Wie's wäre, wenn's schön wäre

Ein fantasievoll gekleideter Waschbär springt mit allerlei Accessoires in die Höhe.

Hier sind wir nun endlich in dem Kapitel, von dem man sich den eigentlichen kreativen Durchbruch in der Lösungssuche erhofft. Es wird häufig erwartet, dass mit den Kreativitätstechniken geradezu magisch und völlig unerwartet das »Kaninchen aus dem Hut« gezaubert wird. Diese Erwartung muss nicht verkehrt sein. Ich möchte an dieser Stelle jedoch erneut davor warnen, dass dies allein schon durch »tolle« Kreativitätstechniken bewirkt würde und einem dann als unerklärliches »Wunder« in den Schoß fiele. Erst das Zusammenspiel von kritischer Bestandsaufnahme des Problems, Ideensuche und Realisierungsprüfung bietet die Voraussetzung dafür, dass das Ziel auch erreicht wird.

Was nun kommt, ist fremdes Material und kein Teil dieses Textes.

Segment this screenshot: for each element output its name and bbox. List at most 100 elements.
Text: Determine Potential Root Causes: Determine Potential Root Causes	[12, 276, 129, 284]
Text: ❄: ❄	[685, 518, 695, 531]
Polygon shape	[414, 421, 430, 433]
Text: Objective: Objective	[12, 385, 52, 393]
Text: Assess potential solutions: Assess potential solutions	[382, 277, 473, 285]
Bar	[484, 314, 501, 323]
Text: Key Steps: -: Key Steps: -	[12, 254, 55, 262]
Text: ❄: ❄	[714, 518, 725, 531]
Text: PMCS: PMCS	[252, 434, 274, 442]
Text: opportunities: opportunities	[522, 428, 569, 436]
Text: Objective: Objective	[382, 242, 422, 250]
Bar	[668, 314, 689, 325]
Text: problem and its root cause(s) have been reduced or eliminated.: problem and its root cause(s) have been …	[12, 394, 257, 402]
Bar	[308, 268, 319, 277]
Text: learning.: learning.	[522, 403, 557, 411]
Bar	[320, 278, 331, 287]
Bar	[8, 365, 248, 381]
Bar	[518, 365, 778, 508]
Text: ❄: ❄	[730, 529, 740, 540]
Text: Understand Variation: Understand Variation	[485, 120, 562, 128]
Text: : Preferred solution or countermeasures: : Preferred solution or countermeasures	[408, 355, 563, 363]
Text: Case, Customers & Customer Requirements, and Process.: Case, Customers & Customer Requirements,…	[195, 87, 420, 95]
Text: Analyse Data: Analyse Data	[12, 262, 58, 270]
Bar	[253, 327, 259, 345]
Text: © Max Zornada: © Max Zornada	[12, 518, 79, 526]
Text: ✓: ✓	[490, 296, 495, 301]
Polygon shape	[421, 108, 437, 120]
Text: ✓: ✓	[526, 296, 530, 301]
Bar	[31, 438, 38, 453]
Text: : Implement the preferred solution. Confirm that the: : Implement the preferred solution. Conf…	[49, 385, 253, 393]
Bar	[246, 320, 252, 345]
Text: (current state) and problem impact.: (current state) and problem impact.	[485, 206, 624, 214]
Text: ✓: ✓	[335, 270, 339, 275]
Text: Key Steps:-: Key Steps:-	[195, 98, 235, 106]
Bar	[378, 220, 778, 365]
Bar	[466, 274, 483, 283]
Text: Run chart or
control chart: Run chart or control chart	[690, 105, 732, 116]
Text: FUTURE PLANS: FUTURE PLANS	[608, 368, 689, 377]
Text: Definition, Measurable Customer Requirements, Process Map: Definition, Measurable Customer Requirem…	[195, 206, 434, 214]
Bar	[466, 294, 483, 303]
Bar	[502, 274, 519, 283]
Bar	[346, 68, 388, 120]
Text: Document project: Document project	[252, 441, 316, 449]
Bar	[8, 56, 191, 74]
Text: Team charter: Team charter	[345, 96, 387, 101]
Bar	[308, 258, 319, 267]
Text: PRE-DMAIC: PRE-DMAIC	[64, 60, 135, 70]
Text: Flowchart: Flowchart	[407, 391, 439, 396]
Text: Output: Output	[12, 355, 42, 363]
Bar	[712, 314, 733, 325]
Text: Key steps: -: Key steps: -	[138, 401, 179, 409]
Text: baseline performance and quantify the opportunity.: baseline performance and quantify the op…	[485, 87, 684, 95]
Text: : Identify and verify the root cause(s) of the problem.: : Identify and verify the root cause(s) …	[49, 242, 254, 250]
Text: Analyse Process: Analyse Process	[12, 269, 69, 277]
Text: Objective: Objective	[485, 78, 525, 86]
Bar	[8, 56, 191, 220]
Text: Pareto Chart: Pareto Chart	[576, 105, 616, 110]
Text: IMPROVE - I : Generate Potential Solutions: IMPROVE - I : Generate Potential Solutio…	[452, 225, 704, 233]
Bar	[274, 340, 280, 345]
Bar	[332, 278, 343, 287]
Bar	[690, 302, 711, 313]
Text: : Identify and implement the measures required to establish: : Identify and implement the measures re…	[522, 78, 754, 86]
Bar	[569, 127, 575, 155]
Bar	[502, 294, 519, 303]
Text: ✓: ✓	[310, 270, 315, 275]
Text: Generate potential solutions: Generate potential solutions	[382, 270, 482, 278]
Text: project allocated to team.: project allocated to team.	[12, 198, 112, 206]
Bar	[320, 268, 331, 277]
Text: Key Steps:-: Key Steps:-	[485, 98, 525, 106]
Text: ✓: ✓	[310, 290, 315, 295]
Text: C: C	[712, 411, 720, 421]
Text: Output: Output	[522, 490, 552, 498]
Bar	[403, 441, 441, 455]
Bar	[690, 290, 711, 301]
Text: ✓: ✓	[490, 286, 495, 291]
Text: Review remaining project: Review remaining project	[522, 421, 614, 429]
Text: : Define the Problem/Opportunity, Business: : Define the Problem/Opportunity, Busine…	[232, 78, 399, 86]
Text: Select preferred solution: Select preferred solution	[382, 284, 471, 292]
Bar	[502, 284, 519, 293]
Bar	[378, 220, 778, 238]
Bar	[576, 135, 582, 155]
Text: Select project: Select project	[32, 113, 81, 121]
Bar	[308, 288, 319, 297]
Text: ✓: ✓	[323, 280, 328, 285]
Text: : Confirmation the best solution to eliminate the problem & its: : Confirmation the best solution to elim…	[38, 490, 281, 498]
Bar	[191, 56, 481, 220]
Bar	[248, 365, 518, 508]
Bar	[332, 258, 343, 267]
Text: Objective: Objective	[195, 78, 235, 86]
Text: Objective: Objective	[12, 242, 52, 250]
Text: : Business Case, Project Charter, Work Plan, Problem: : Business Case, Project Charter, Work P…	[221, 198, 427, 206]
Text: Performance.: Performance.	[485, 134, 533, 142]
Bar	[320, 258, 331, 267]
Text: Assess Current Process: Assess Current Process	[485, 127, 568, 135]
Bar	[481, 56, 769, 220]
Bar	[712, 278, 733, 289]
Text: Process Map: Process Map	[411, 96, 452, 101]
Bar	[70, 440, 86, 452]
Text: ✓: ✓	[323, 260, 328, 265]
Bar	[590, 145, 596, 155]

Die nachfolgend beschriebenen Techniken setzen einen deutlichen Schwerpunkt bei den emotional-intuitiven Methoden im Vergleich zu den rational-analytischen. Der Grund liegt darin, dass die Probleme der Zielgruppe eher von der Art sind, den Sprung "von der Kerze zur Glühbirne" zu schaffen, als den, "systematisch die Leuchtkraft und Brenndauer der Kerze zu verbessern" (Vgl. Problemtypen).

Ein weiterer Punkt sollte ebenfalls als Vorbemerkung angesprochen werden. Ich habe es häufig erlebt, dass Teilnehmer mit großer Vorfreude und hohen Erwartungen in eine Fantasiephase hineingingen und hinterher enttäuscht waren über die ihrer Meinung nach wenig kreativen Ergebnisse.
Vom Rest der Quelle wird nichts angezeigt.